A professor famous for predicting the imminent demise of the human race at regular intervals since the 1970s has predicted the imminent demise of the human race.
Paul Ehrlich, who is the Bing Professor of Population Studies at the Stanford Woods Institute for the Environment, says it's definitely on this time. In a tinned statement issued on Friday, the arm-waving prof lays it on the line:
There is no longer any doubt: We are entering a mass extinction that threatens humanity's existence ... the window of opportunity is rapidly closing ...
"[The study] shows without any significant doubt that we are now entering the sixth great mass extinction event," Ehrlich said ...
"If it is allowed to continue, life would take many millions of years to recover, and our species itself would likely disappear early on," said lead author Gerardo Ceballos.
The original article can be found at The Register, with coverage of the cited study coming from ScienceMag.org
(Score: 1) by seeprime on Wednesday June 24 2015, @02:59PM
He's wrong because he's eternally pessimistic. Changes are happening. Humans will adapt accordingly. The earth will survive with or without us. We are not causing a 6th extinction event because "experts" say we are, unless we enter a worldwide nuclear war. We are causing a lot of stress on our ecosystem that we need to, and will, come to grips with.
(Score: 0) by Anonymous Coward on Wednesday June 24 2015, @08:40PM
So, he missed the date by 20 years when he described a state of permanent war, constant surveillance by the gov't, a constant stream of propaganda spewing from an audio/video box, gov't operatives rewriting history, encouragement to scream at a ginned-up enemy...

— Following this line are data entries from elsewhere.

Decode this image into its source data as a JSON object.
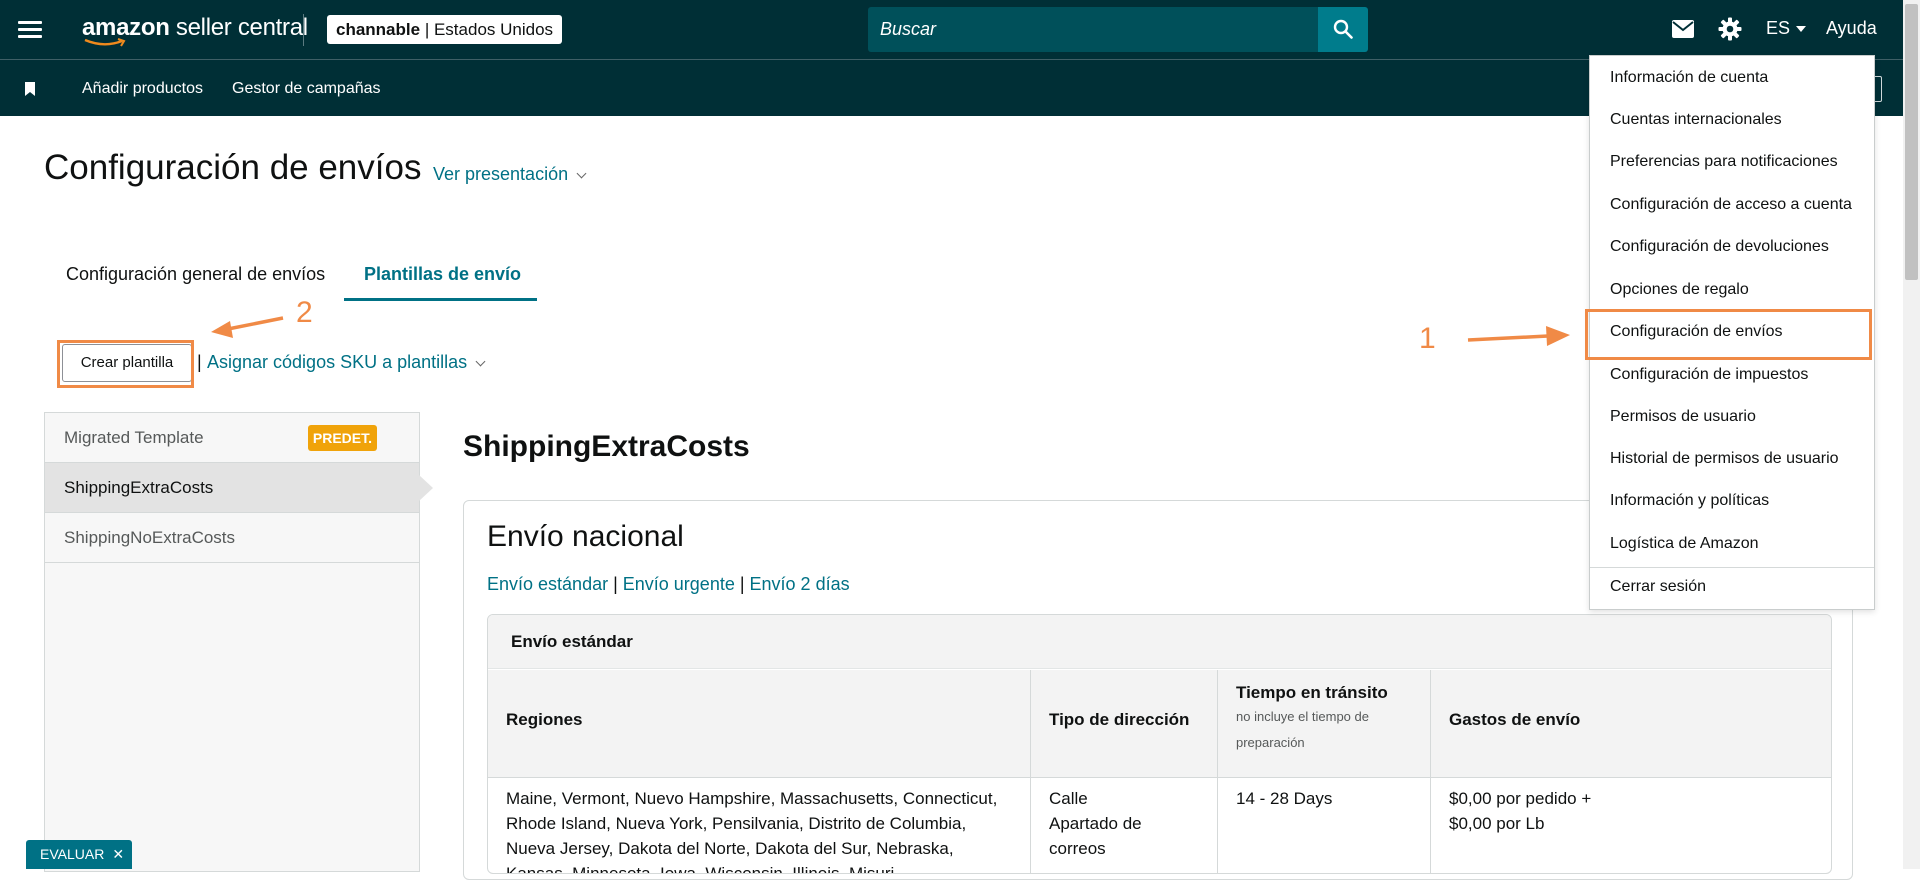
{
  "header": {
    "menu_icon": "hamburger-icon",
    "logo_primary": "amazon",
    "logo_secondary": " seller central",
    "account_name": "channable",
    "account_separator": " | ",
    "account_region": "Estados Unidos",
    "search_placeholder": "Buscar",
    "search_icon": "search-icon",
    "mail_icon": "mail-icon",
    "settings_icon": "gear-icon",
    "language": "ES",
    "help": "Ayuda"
  },
  "subnav": {
    "bookmark_icon": "bookmark-icon",
    "items": [
      "Añadir productos",
      "Gestor de campañas"
    ]
  },
  "page": {
    "title": "Configuración de envíos",
    "view_link": "Ver presentación"
  },
  "tabs": [
    {
      "label": "Configuración general de envíos",
      "active": false
    },
    {
      "label": "Plantillas de envío",
      "active": true
    }
  ],
  "actions": {
    "create_template": "Crear plantilla",
    "separator": "|",
    "assign_sku": "Asignar códigos SKU a plantillas"
  },
  "templates": [
    {
      "name": "Migrated Template",
      "badge": "PREDET."
    },
    {
      "name": "ShippingExtraCosts",
      "active": true
    },
    {
      "name": "ShippingNoExtraCosts"
    }
  ],
  "detail": {
    "template_name": "ShippingExtraCosts",
    "section_title": "Envío nacional",
    "speed_links": [
      "Envío estándar",
      "Envío urgente",
      "Envío 2 días"
    ],
    "speed_separator": " | ",
    "subsection_title": "Envío estándar",
    "columns": {
      "regions": "Regiones",
      "address_type": "Tipo de dirección",
      "transit_time": "Tiempo en tránsito",
      "transit_note": "no incluye el tiempo de preparación",
      "shipping_cost": "Gastos de envío"
    },
    "row": {
      "regions": "Maine, Vermont, Nuevo Hampshire, Massachusetts, Connecticut, Rhode Island, Nueva York, Pensilvania, Distrito de Columbia, Nueva Jersey, Dakota del Norte, Dakota del Sur, Nebraska, Kansas, Minnesota, Iowa, Wisconsin, Illinois, Misuri,",
      "address_line1": "Calle",
      "address_line2": "Apartado de correos",
      "transit": "14 - 28 Days",
      "cost_line1": "$0,00 por pedido +",
      "cost_line2": "$0,00 por Lb"
    }
  },
  "settings_menu": {
    "items": [
      "Información de cuenta",
      "Cuentas internacionales",
      "Preferencias para notificaciones",
      "Configuración de acceso a cuenta",
      "Configuración de devoluciones",
      "Opciones de regalo",
      "Configuración de envíos",
      "Configuración de impuestos",
      "Permisos de usuario",
      "Historial de permisos de usuario",
      "Información y políticas",
      "Logística de Amazon"
    ],
    "logout": "Cerrar sesión"
  },
  "annotations": {
    "step1": "1",
    "step2": "2",
    "color": "#f08a46"
  },
  "feedback": {
    "label": "EVALUAR",
    "close": "✕"
  },
  "colors": {
    "header_bg": "#002f36",
    "accent": "#007185",
    "badge": "#f0a30a"
  }
}
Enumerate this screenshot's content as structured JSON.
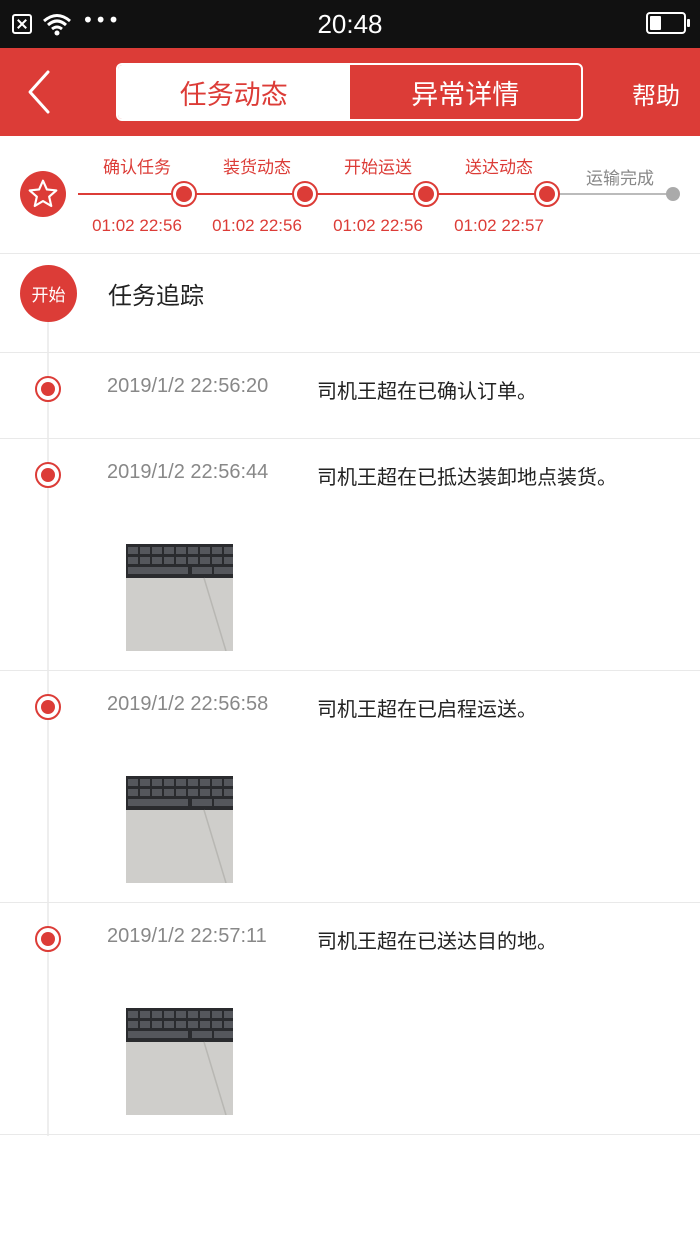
{
  "status_bar": {
    "time": "20:48",
    "dots": "•••",
    "battery_level": 0.35
  },
  "header": {
    "back_icon": "chevron-left-icon",
    "tabs": [
      {
        "label": "任务动态",
        "active": true
      },
      {
        "label": "异常详情",
        "active": false
      }
    ],
    "help_label": "帮助"
  },
  "progress": {
    "icon": "star-icon",
    "steps": [
      {
        "label": "确认任务",
        "time": "01:02 22:56"
      },
      {
        "label": "装货动态",
        "time": "01:02 22:56"
      },
      {
        "label": "开始运送",
        "time": "01:02 22:56"
      },
      {
        "label": "送达动态",
        "time": "01:02 22:57"
      }
    ],
    "final_label": "运输完成"
  },
  "tracking": {
    "badge": "开始",
    "title": "任务追踪",
    "events": [
      {
        "time": "2019/1/2 22:56:20",
        "text": "司机王超在已确认订单。",
        "has_photo": false
      },
      {
        "time": "2019/1/2 22:56:44",
        "text": "司机王超在已抵达装卸地点装货。",
        "has_photo": true
      },
      {
        "time": "2019/1/2 22:56:58",
        "text": "司机王超在已启程运送。",
        "has_photo": true
      },
      {
        "time": "2019/1/2 22:57:11",
        "text": "司机王超在已送达目的地。",
        "has_photo": true
      }
    ]
  },
  "colors": {
    "brand": "#dc3c37",
    "muted": "#888888"
  }
}
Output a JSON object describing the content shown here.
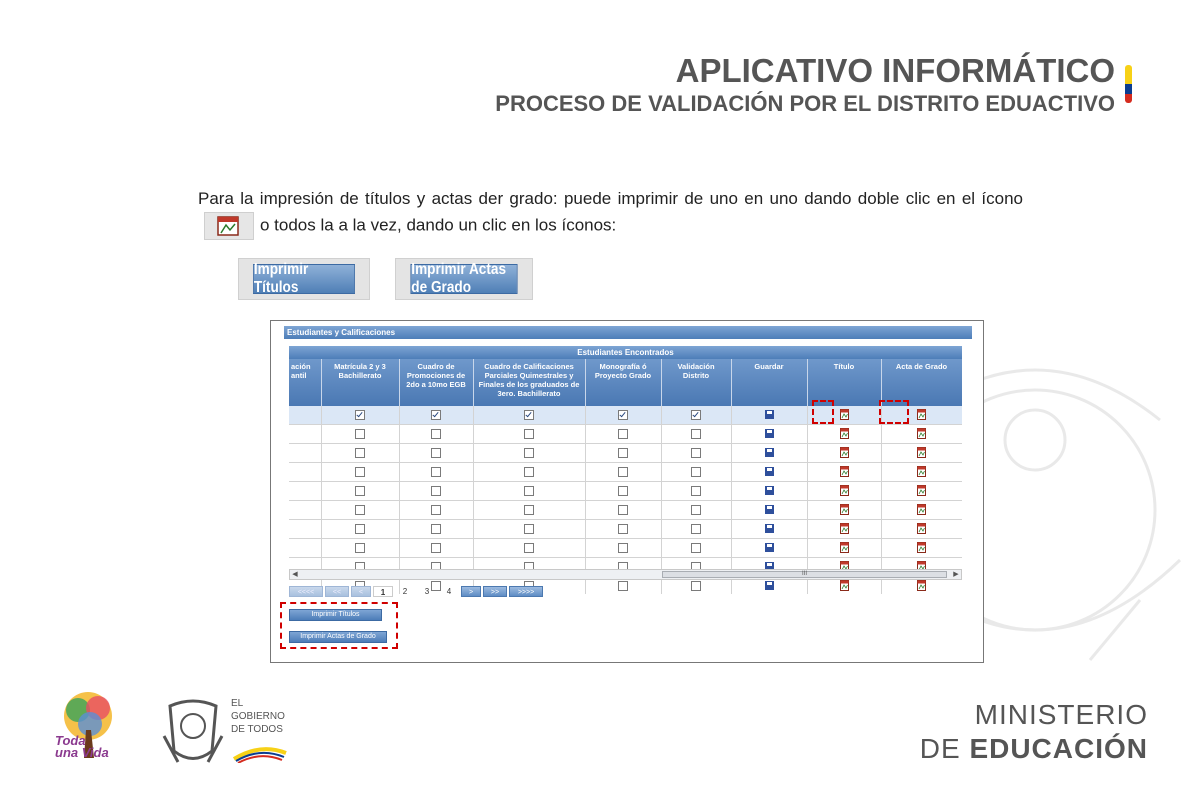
{
  "header": {
    "title": "APLICATIVO INFORMÁTICO",
    "subtitle": "PROCESO DE VALIDACIÓN POR EL DISTRITO EDUACTIVO"
  },
  "paragraph": {
    "part1": "Para la impresión de títulos y actas der grado: puede imprimir de uno en uno dando doble clic en el ícono",
    "part2": "o todos la a la vez, dando un clic en los íconos:"
  },
  "big_buttons": {
    "imprimir_titulos": "Imprimir Títulos",
    "imprimir_actas": "Imprimir Actas de Grado"
  },
  "panel": {
    "title": "Estudiantes y Calificaciones",
    "grid_title": "Estudiantes Encontrados",
    "columns": [
      "ación\nantil",
      "Matrícula 2 y 3 Bachillerato",
      "Cuadro de Promociones de 2do a 10mo EGB",
      "Cuadro de Calificaciones Parciales Quimestrales y Finales de los graduados de 3ero. Bachillerato",
      "Monografía ó Proyecto Grado",
      "Validación Distrito",
      "Guardar",
      "Título",
      "Acta de Grado"
    ],
    "scroll_thumb": "III",
    "pager": {
      "first": "<<<<",
      "prev_many": "<<",
      "prev": "<",
      "pages": [
        "1",
        "2",
        "3",
        "4"
      ],
      "active_page": "1",
      "next": ">",
      "next_many": ">>",
      "last": ">>>>"
    },
    "buttons": {
      "imprimir_titulos": "Imprimir Títulos",
      "imprimir_actas": "Imprimir Actas de Grado"
    }
  },
  "footer": {
    "toda_line1": "Toda",
    "toda_line2": "una Vida",
    "gobierno_line1": "EL",
    "gobierno_line2": "GOBIERNO",
    "gobierno_line3": "DE TODOS",
    "ministry_line1": "MINISTERIO",
    "ministry_line2a": "DE ",
    "ministry_line2b": "EDUCACIÓN"
  },
  "colors": {
    "accent_blue": "#4d7db8",
    "highlight_red": "#d00000",
    "flag_yellow": "#f7d117",
    "flag_blue": "#0b3d91",
    "flag_red": "#d52b1e"
  }
}
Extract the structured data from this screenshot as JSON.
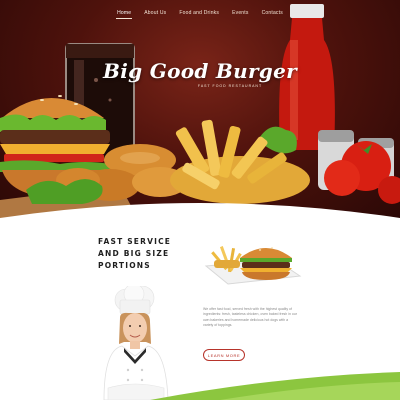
{
  "nav": {
    "items": [
      {
        "label": "Home",
        "active": true
      },
      {
        "label": "About Us",
        "active": false
      },
      {
        "label": "Food and Drinks",
        "active": false
      },
      {
        "label": "Events",
        "active": false
      },
      {
        "label": "Contacts",
        "active": false
      }
    ]
  },
  "hero": {
    "title": "Big Good Burger",
    "subtitle": "FAST FOOD RESTAURANT"
  },
  "about": {
    "title_lines": [
      "FAST SERVICE",
      "AND BIG SIZE",
      "PORTIONS"
    ],
    "description": "We offer fast food, served fresh with the highest quality of ingredients: fresh, tasteless chicken, oven baked fresh in our own bakeries and homemade delicious hot dogs with a variety of toppings.",
    "button_label": "LEARN MORE"
  },
  "colors": {
    "hero_bg": "#4e120c",
    "accent_red": "#b7342b",
    "accent_green": "#8cc63f",
    "text_dark": "#1f1f1f",
    "text_muted": "#8a8a8a"
  }
}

Resource are not infinite. One of these first days, it will become clear that the party is over.
Your grandchildren will find your scribblings stating how everything is perfectly fine and nothing needs to be changed.
From that day, they will curse your name and desecrate your grave.
We who are going through a drought in California as well as the Pacific islanders who are seeing their homelands being lost to a rising ocean are the canaries in the coal mine.
Ignore our plight at your peril.
-- gewg_
(Score: 2) by maxwell demon on Wednesday June 24 2015, @09:21PM
You know that the sign of danger is that the canaries are dead? So obviously as long as people are living in California and on the Pacific islands, everything is OK. ;-)
The Tao of math: The numbers you can count are not the real numbers.